À quel moment ajouter le houblon frais ?
Donc on arrive au coeur du sujet : quand, concrètement, ajouter ces fameux houblons frais dans notre recette ?
Si mon objectif principal est de profiter de ce qui rend le houblon fraîchement récolté si particulier, les ajouts tardifs me paraissent les plus intéressants. Une petite quantité peut être utilisée en fin d'ébullition, mais personnellement je réserverais la plus grande partie au hopstand, c'est-à-dire à l'ajout pendant le refroidissement.
Grâce à ça, on limite l'exposition prolongée à des températures très chaudes tout en laissant le temps au houblon de libérer une partie de ses huiles essentielles.

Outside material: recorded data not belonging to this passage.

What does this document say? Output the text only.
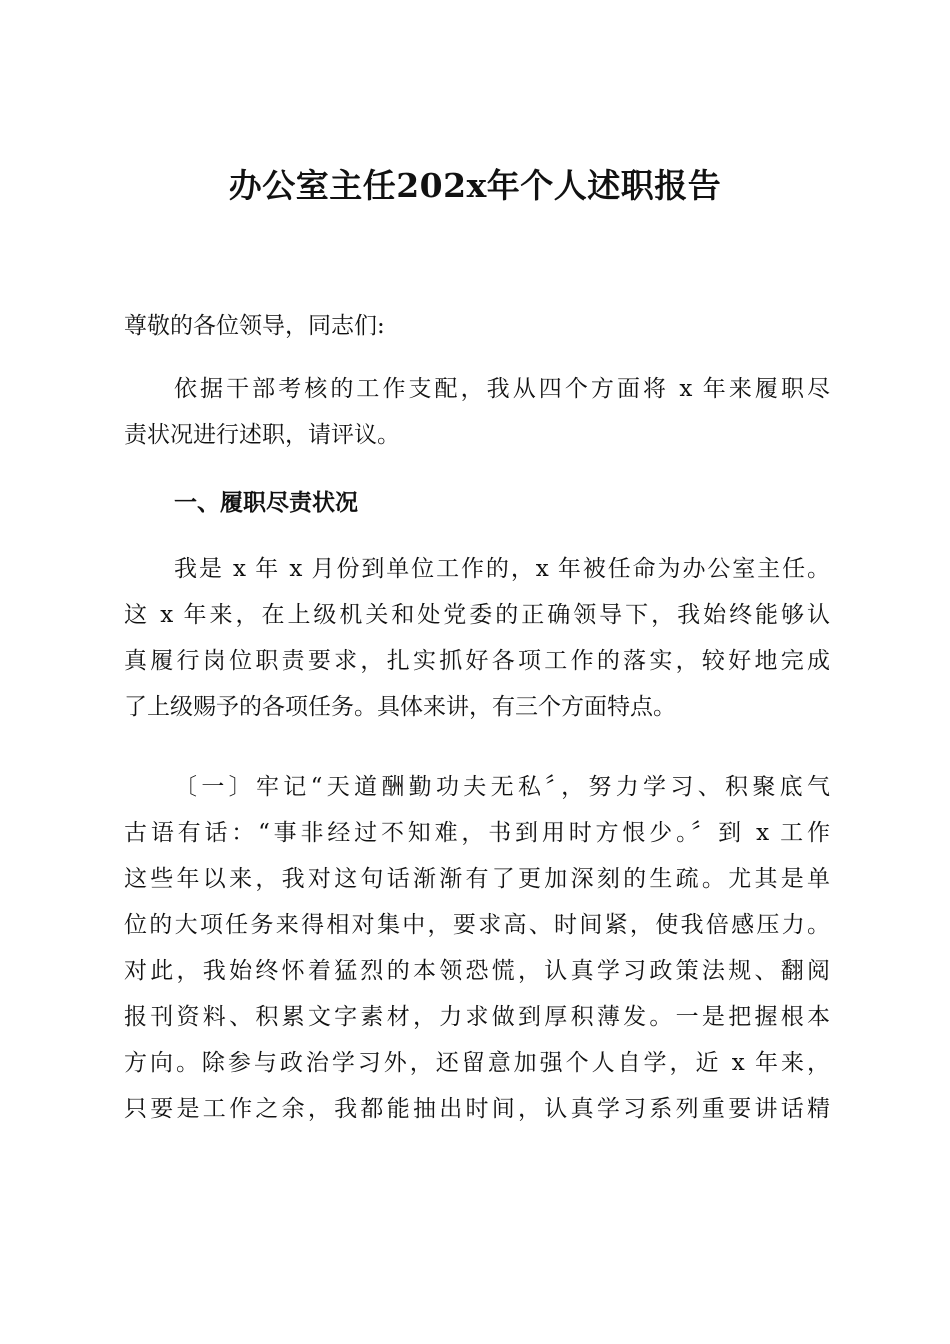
办公室主任202x年个人述职报告
尊敬的各位领导，同志们:
依据干部考核的工作支配，我从四个方面将 x 年来履职尽
责状况进行述职，请评议。
一、履职尽责状况
我是 x 年 x 月份到单位工作的，x 年被任命为办公室主任。
这 x 年来，在上级机关和处党委的正确领导下，我始终能够认
真履行岗位职责要求，扎实抓好各项工作的落实，较好地完成
了上级赐予的各项任务。具体来讲，有三个方面特点。
〔一〕牢记“天道酬勤功夫无私〞，努力学习、积聚底气
古语有话：“事非经过不知难，书到用时方恨少。〞到 x 工作
这些年以来，我对这句话渐渐有了更加深刻的生疏。尤其是单
位的大项任务来得相对集中，要求高、时间紧，使我倍感压力。
对此，我始终怀着猛烈的本领恐慌，认真学习政策法规、翻阅
报刊资料、积累文字素材，力求做到厚积薄发。一是把握根本
方向。除参与政治学习外，还留意加强个人自学，近 x 年来，
只要是工作之余，我都能抽出时间，认真学习系列重要讲话精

Ça permet aussi de tenter de retrouver plus facilement ce côté "récolte" dans le verre.
Et le dry hop avec du houblon frais ?
Ça me faisait déjà hésiter en 2024 et franchement, c'est toujours le cas aujourd'hui.. Sur le papier, le houblon frais peut être ajouté pendant ou après la fermentation mais pour une première expérience, je préfère passer mon tour. Je vois plusieurs inconvénients qui me font douter :
- Déjà, un peu comme pour la cuve, il faut prévoir l'espace dans le fermenteur pour faire entrer une grosse quantité de cônes,
- Ensuite : gérer toute cette matière végétale et considérer que ça va absorber plus de liquide que du pellet.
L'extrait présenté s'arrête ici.